The Three F’s of Business Design

Viewed as an engineering discipline, the 3 F’s of Form, Function, and Fit play a major role in Businesss Design. Form in the engineering sense refers to shape, size, dimension and other physical characteristing of an object. In the context of business design ‘form‘ refers to the organizational structure of the business – how hierarchical or how flat the organization is and where the decision rights in the organization reside.

Function within the context of business design refers to the business processes or functions that a business performs – producing a widget or delivering a service or creating an experience. Going back to the definition of a business as ‘purposeful activity’ it is the business function that characterizes the purpose of the business.

The most important aspect of business design is ‘fit’ - how well do the different components of the business fit together – from the customer needs, to the product, to the strategy of the firm, to the ecosystem that the business is embedded in, to the business processes, the information architecture, the organization structure, and the IT systems.

No company better exemplifies the ethos of Business Design than Apple – both in its creative design and in its engineering discipline. The creative element in all things Apple needs no elaboration – the sleek design of the iPhone, the beauty of the ultra-slim MacBook, and even their elegant and distinctive stores are the envy of any Design house.

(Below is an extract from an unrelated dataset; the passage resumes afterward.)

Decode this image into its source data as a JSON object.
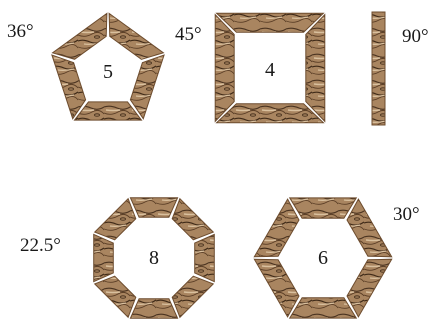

However, it is not just the creative part of Business Design that is at work at Apple. Apple also exemplifies the engineering discipline of business design. The ‘form’ or how Apple is organized plays a great role in its innovative designs. As quoted by Daniel Turner in MIT Technology Review:

“The businessman wants to create something for everyone, which leads to products that are middle of the road,” says Brunner. “It becomes about consensus, and that’s why you rarely see the spark of genius.”

“Critical to Apple’s success in design is the way Jobs brought focus and discipline to the product teams,” Norman says. “[Jobs] had a single, cohesive image of the final product and would not allow any deviation, no matter how promising a new proposed feature appeared to be, no matter how much the team complained. Other companies are more democratic, listening to everyone’s opinions, and the result is bloat and a lack of cohesion.

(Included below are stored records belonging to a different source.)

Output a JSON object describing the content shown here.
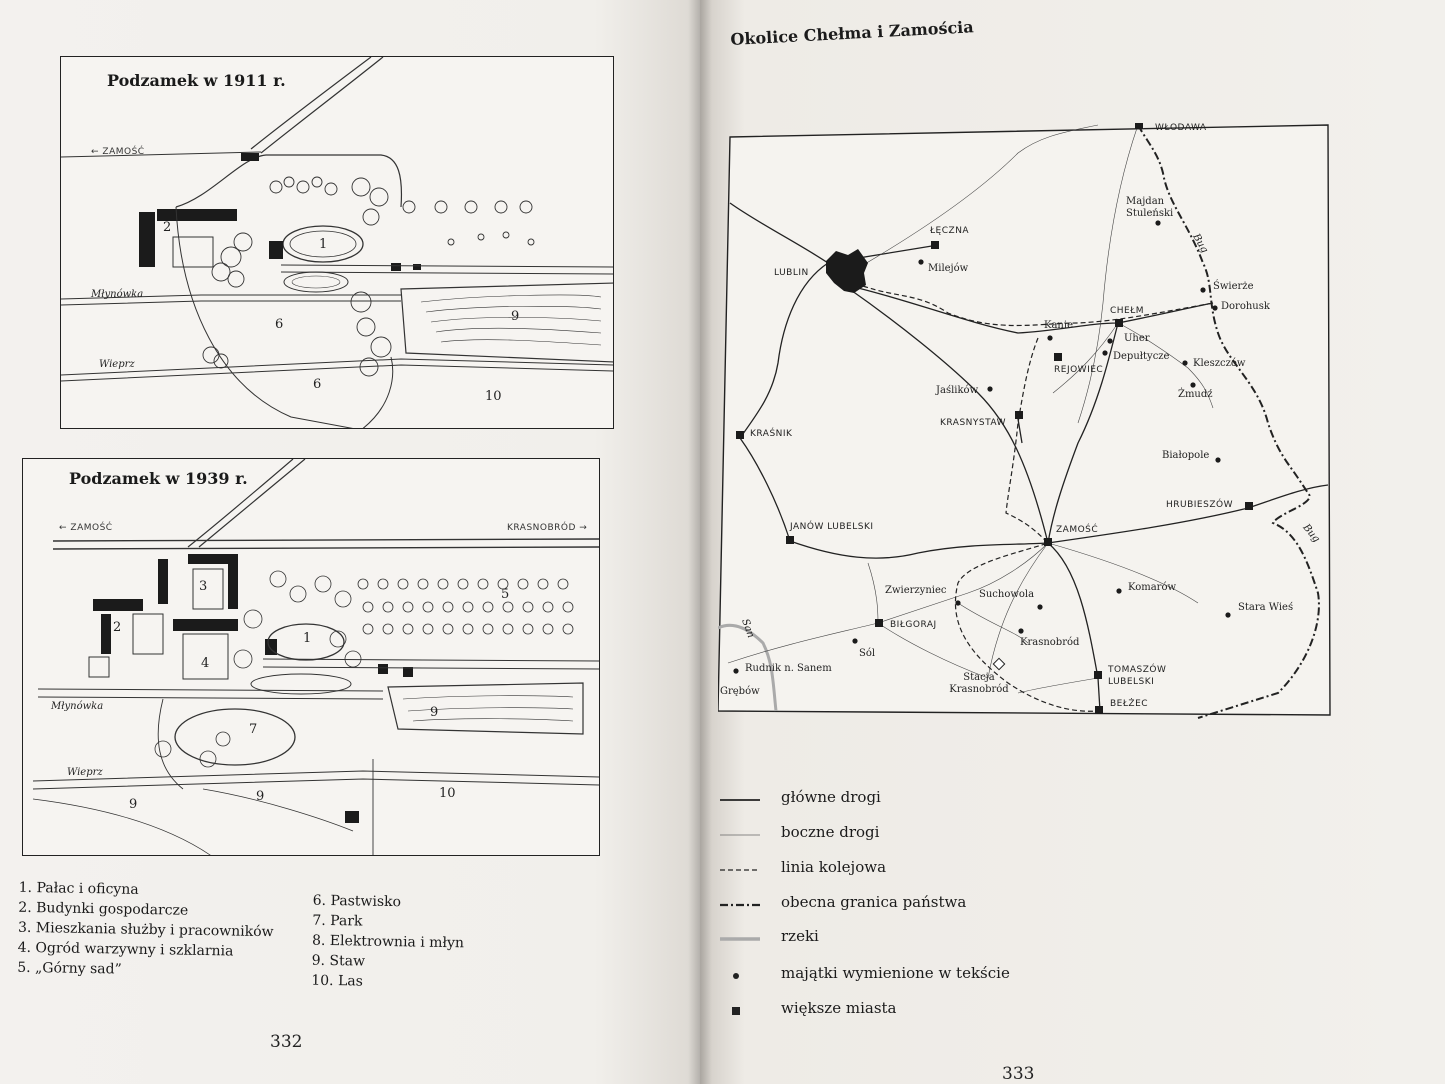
{
  "left_page": {
    "map1": {
      "title": "Podzamek w 1911 r.",
      "direction_left": "← ZAMOŚĆ",
      "rivers": [
        "Młynówka",
        "Wieprz"
      ],
      "numbers": [
        "2",
        "1",
        "6",
        "9",
        "6",
        "10"
      ]
    },
    "map2": {
      "title": "Podzamek w 1939 r.",
      "direction_left": "← ZAMOŚĆ",
      "direction_right": "KRASNOBRÓD →",
      "rivers": [
        "Młynówka",
        "Wieprz"
      ],
      "numbers": [
        "3",
        "2",
        "4",
        "1",
        "5",
        "7",
        "9",
        "9",
        "9",
        "10"
      ]
    },
    "legend_col1": [
      "1. Pałac i oficyna",
      "2. Budynki gospodarcze",
      "3. Mieszkania służby i pracowników",
      "4. Ogród warzywny i szklarnia",
      "5. „Górny sad”"
    ],
    "legend_col2": [
      "6. Pastwisko",
      "7. Park",
      "8. Elektrownia i młyn",
      "9. Staw",
      "10. Las"
    ],
    "page_number": "332"
  },
  "right_page": {
    "title": "Okolice Chełma i Zamościa",
    "rivers": [
      "Bug",
      "Bug",
      "San"
    ],
    "towns": [
      {
        "name": "WŁODAWA",
        "kind": "city"
      },
      {
        "name": "Majdan Stuleński",
        "kind": "estate"
      },
      {
        "name": "ŁĘCZNA",
        "kind": "city"
      },
      {
        "name": "Milejów",
        "kind": "estate"
      },
      {
        "name": "LUBLIN",
        "kind": "city"
      },
      {
        "name": "Świerże",
        "kind": "estate"
      },
      {
        "name": "Dorohusk",
        "kind": "estate"
      },
      {
        "name": "CHEŁM",
        "kind": "city"
      },
      {
        "name": "Kanie",
        "kind": "estate"
      },
      {
        "name": "Uher",
        "kind": "estate"
      },
      {
        "name": "Depułtycze",
        "kind": "estate"
      },
      {
        "name": "REJOWIEC",
        "kind": "city"
      },
      {
        "name": "Kleszczów",
        "kind": "estate"
      },
      {
        "name": "Jaślików",
        "kind": "estate"
      },
      {
        "name": "Żmudź",
        "kind": "estate"
      },
      {
        "name": "KRASNYSTAW",
        "kind": "city"
      },
      {
        "name": "KRAŚNIK",
        "kind": "city"
      },
      {
        "name": "Białopole",
        "kind": "estate"
      },
      {
        "name": "HRUBIESZÓW",
        "kind": "city"
      },
      {
        "name": "JANÓW LUBELSKI",
        "kind": "city"
      },
      {
        "name": "ZAMOŚĆ",
        "kind": "city"
      },
      {
        "name": "Zwierzyniec",
        "kind": "estate"
      },
      {
        "name": "Suchowola",
        "kind": "estate"
      },
      {
        "name": "Komarów",
        "kind": "estate"
      },
      {
        "name": "Stara Wieś",
        "kind": "estate"
      },
      {
        "name": "BIŁGORAJ",
        "kind": "city"
      },
      {
        "name": "Sól",
        "kind": "estate"
      },
      {
        "name": "Krasnobród",
        "kind": "estate"
      },
      {
        "name": "Rudnik n. Sanem",
        "kind": "estate"
      },
      {
        "name": "Grębów",
        "kind": "estate"
      },
      {
        "name": "Stacja Krasnobród",
        "kind": "station"
      },
      {
        "name": "TOMASZÓW LUBELSKI",
        "kind": "city"
      },
      {
        "name": "BEŁŻEC",
        "kind": "city"
      }
    ],
    "legend": [
      {
        "label": "główne drogi",
        "symbol": "main-road"
      },
      {
        "label": "boczne drogi",
        "symbol": "side-road"
      },
      {
        "label": "linia kolejowa",
        "symbol": "railway"
      },
      {
        "label": "obecna granica państwa",
        "symbol": "border"
      },
      {
        "label": "rzeki",
        "symbol": "river"
      },
      {
        "label": "majątki wymienione w tekście",
        "symbol": "dot"
      },
      {
        "label": "większe miasta",
        "symbol": "square"
      }
    ],
    "page_number": "333"
  },
  "colors": {
    "ink": "#1b1b1b",
    "paper": "#f2f0ec",
    "river": "#aaaaaa"
  }
}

Brunner says that part of what makes minimalist design possible at Apple is the way Jobs structured the design group–and the way he privileged it. “The design leader has to walk a fine line,” he says. “He has to be integrated with the company but keep his team members protected from being lobbied by marketing, engineers, manufacturers. They all have viewpoints on design.” In recognition of these pressures, Apple has always kept its design team small–somewhere between 12 and 20 people, Brunner estimates.

The importance given to the Design group and the uncompromising attitude of Steve Jobs defined the ‘form’ of the company. This to a great extent allows Apple to fulfill its primary business function of delivering the ‘Best Designed’ gadgets in an aesthetically pleaseing way. The fit between the product and consumer tastes is what catapulted iPod and iPhone to their pre-eminent positions in the market. The product design itself was aided by the fit between the design and how the company was organized to create superior design with no compromises.

As business design gains in popularity both in academic circles and in practice, I hope that the tension between the elements of creative art and the elements of engineering discipline both enrich the field of business design.

I’ll continue to explore the concept of business design and show connections between business design and system dynamics, as well as business design and artificial intelligence in my future blogs.